Il existe aujourd’hui une liste de 25 variétés de pommes de terre dites robustes. Un éclairage a été apporté sur celles-ci et la convention qui les promeut, lors d’une journée technique organisée il y a peu par le Centre pilote pommes de terre.

Temps de lecture : 10 min

L ’origine des conventions dédiées aux variétés de pommes de terre dites robustes récemment signées chez nos voisins hollandais et dans notre pays remonte déjà à la toute fin du siècle dernier. « Tout commence en effet par l’interdiction de l’usage du cuivre en agriculture biologique en l’an 2000 aux Pays-Bas », rappelle Daniel Ryckmans. S’il est vrai que le mildiou sait se montrer discret, certaines années, il en est d’autres, comme 2007, 2008, 2012, 2014 et 2016, où il a frappé fort dans les pays du Benelux, mais aussi le nord de la France et l’Allemagne. Avec ponctuellement ou de façon plus étendue, la destruction prématurée des cultures et à la récolte, des tonnages insuffisants, des calibres insuffisants, une qualité – matière sèche et maturité – défaillante dans les productions bio.

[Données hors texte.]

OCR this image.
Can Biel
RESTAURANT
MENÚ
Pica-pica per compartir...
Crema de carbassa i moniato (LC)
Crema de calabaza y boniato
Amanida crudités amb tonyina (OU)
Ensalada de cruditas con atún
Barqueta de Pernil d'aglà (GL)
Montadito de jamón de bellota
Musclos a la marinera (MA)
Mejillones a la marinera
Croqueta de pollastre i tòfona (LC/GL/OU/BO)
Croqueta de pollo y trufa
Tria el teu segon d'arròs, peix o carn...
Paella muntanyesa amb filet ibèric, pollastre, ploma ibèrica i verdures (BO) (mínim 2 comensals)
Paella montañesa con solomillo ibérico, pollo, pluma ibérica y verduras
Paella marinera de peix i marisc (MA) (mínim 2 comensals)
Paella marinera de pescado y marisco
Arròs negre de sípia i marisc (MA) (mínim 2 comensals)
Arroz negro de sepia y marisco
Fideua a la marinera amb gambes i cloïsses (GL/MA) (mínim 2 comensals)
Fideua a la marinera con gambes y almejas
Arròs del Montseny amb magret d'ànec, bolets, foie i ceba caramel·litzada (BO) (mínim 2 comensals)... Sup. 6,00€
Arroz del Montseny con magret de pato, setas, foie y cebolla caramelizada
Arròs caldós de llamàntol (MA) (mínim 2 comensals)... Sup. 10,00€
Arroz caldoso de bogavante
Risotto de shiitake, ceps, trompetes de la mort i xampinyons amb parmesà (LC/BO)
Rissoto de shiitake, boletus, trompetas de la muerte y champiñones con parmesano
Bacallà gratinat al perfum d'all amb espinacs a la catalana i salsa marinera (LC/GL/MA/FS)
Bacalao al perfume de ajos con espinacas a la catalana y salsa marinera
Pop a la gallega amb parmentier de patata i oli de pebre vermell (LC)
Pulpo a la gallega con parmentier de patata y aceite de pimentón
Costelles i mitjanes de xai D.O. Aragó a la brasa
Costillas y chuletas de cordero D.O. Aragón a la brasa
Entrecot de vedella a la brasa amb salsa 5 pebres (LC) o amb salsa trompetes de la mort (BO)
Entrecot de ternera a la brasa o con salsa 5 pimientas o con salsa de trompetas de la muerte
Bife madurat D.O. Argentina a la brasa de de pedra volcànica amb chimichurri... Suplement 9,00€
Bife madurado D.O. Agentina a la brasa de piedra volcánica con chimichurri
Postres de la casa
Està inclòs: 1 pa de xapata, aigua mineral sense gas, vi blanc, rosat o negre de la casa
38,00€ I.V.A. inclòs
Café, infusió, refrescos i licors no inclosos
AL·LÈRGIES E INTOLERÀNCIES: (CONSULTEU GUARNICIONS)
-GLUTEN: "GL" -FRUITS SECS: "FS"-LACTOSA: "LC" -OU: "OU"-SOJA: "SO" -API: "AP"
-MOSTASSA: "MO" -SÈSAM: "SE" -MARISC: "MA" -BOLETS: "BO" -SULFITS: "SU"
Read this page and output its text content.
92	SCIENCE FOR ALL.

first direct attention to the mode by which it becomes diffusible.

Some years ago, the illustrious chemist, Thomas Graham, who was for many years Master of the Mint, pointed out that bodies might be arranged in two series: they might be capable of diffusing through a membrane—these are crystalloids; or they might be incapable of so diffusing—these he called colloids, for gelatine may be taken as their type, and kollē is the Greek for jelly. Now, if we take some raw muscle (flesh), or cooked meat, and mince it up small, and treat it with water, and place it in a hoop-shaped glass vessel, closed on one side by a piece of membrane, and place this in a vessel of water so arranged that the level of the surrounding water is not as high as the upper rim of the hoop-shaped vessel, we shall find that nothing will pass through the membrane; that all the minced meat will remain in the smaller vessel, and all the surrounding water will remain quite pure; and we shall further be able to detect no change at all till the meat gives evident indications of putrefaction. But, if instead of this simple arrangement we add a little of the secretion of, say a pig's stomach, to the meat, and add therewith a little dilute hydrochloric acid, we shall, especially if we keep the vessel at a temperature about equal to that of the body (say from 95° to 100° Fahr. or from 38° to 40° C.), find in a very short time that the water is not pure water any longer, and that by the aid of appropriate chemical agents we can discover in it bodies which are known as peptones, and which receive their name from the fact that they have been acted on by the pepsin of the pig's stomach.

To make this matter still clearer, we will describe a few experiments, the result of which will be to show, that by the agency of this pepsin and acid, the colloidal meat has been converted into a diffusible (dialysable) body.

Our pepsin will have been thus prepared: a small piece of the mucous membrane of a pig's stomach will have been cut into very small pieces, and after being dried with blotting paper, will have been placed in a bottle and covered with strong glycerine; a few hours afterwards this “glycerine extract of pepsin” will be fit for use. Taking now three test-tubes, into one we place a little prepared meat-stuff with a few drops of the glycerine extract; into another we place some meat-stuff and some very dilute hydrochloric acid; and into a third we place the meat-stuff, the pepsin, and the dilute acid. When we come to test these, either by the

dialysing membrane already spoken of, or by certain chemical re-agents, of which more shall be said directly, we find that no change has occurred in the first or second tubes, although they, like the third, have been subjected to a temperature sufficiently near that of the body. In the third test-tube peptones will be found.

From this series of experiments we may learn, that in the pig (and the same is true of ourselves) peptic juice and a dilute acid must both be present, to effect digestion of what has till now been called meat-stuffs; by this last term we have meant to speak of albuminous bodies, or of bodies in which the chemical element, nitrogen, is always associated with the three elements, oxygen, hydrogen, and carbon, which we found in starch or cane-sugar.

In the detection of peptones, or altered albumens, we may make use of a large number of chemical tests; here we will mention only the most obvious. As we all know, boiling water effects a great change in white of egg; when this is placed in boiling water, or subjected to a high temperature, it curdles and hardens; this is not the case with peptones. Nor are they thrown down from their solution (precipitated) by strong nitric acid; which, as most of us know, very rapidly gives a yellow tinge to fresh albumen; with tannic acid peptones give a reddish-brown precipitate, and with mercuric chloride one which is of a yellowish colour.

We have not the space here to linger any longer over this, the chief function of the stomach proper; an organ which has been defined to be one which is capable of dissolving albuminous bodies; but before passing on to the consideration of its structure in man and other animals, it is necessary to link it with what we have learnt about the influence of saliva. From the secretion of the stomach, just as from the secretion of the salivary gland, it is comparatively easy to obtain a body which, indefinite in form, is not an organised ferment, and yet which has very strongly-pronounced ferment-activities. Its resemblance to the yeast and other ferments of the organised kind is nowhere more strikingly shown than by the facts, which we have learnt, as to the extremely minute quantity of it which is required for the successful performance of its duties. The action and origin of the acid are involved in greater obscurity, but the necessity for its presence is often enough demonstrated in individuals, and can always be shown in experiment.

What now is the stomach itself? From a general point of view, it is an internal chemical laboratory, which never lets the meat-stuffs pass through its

C’est à ces moments-là que l’absence ou le manque de résistances variétales se fait cruellement sentir.

Conséquences de cela : des contrats non remplis ou des tonnages pour le marché libre non produits, autrement dit, des pertes financières pour les producteurs, des volumes (et/ou des qualités) escomptés insuffisants pour les acheteurs emballeurs ou transformateurs). « En 2016, des producteurs m’ont indiqué avoir perdu entre 1.000 et 2.000 euros/ha », poursuit l’expert de la Fiwap.

La filière hollandaise signe une convention «pommes de terre robustes bio »…

Et c’est aussi en 2016, dernière année en date avec de gros soucis de mildiou, que l’utilisation subitement massive d’engrais foliaire à base de cuivre – usage restant alors agréé aux Pays-Bas – a fait un « tollé » chez nos voisins. Cet engrais foliaire fut en effet appliqué de manière abusive par une minorité de producteurs bio… pour en réalité combattre le mildiou. Le secteur a été alerté, la presse quotidienne et spécialisée se sont emparées du sujet et les enquêtes ont mené à des interpellations au Parlement et auprès du ministre compétent.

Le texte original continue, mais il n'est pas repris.